Being in Shenzhen allowed us to iterate quickly. Dan worked hard on mechanical design while Kenny was spinning new PCBs (printed circuit boards) every other day. We also spent time touring factories and brushing up on our DFM (design for manufacturing) skills, particularly around plastic forming and metal stamping. At the end of Hax we had our Smart Vent (including multiple sizes) designed, and a clearer picture of our Puck.  

After another few months, we finished up the mechanical and electrical designs for the Puck and started looking for factories. We found a fantastic CM (contract manufacturer) and began the process of turning our designs and prototypes into mass manufacturable goods.


If you have ever made more than 20 of something, you can appreciate how much goes into making the process of making easy. For manufacturing, this process usually involves creating "tools." These tools are typically giant steel blocks used to form plastic and metal parts. Below is a picture of one of the tools for stamping our 4x10 vent's front plate:


Every plastic, metal, silicon, etc. piece needs a tool because it allows for rapid part generation (each part can be created in seconds after tooling). For hardware startups, tooling is one of the most critical milestones. Once tools are done, it becomes cost effective to build the product. Before tooling, you might have to spend hundreds or thousands to produce a single unit. But tooling is also not something to rush into: they are literally set in stone so once designed, they can't be substantially changed. That and they are incredibly expensive upfront costs so getting them wrong can mean months of delays and incredible dollar amounts—a few extra rounds of prototyping can go far to make sure tooling goes smoothly.

After tooling comes rigorous testing: radio certification, firmware, radio performance, power, and other processes (even testing specific tools) to make sure that units leave the factory in perfect working order.  

Then there are things that people often forget but are hugely important, like packaging.

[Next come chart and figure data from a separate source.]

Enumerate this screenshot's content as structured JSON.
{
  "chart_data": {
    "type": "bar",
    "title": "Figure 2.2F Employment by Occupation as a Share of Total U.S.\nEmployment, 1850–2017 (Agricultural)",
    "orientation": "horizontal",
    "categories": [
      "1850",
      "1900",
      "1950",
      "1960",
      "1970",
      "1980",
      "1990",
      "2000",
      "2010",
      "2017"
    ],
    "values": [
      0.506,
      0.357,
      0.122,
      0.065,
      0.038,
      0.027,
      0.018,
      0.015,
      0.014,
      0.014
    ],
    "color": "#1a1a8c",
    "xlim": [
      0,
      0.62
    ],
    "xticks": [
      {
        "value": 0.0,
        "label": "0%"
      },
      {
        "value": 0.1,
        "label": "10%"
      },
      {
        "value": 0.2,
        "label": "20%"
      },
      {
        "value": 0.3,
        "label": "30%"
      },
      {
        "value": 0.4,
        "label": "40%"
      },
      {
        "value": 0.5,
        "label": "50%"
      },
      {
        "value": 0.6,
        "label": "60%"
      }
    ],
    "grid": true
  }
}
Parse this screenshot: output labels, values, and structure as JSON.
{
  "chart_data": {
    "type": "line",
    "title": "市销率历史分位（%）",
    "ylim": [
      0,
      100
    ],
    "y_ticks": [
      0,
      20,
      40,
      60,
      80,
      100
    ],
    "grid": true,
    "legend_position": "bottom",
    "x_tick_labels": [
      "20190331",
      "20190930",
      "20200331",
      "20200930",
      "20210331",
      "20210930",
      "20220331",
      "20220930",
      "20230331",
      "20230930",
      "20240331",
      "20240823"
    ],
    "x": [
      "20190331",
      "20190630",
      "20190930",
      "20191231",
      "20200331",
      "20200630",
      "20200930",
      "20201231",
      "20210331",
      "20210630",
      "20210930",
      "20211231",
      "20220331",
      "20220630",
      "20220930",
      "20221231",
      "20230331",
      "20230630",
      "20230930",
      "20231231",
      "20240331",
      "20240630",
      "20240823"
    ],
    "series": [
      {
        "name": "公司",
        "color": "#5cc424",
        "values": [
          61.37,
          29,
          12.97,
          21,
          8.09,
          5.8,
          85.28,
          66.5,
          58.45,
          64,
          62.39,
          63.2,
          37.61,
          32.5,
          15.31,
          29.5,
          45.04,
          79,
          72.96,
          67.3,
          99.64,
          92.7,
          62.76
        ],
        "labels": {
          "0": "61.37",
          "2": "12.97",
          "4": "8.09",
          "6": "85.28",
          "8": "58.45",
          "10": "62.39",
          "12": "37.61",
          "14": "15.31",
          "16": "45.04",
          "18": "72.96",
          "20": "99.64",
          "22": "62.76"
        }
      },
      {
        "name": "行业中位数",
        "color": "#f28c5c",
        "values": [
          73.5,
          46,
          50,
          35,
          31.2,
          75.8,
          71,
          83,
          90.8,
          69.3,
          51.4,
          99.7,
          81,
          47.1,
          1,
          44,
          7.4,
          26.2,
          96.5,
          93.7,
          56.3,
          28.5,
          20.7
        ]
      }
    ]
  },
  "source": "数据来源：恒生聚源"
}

After deciding on a box type, you need to know exact dimensions ('die lines') and then design artwork to fit. Here is the side of a 4x10 Vent box:


And we haven't really talked about software, yet. Consumers want beautiful yet powerful digital experiences as well. In an upcoming blog post, we will take a deep dive on the software side of things. Everything from mobile vs desktop, APIs and interconnectivity and firmware on devices.

In the meantime, get excited!  Flair is going to be shipping soon!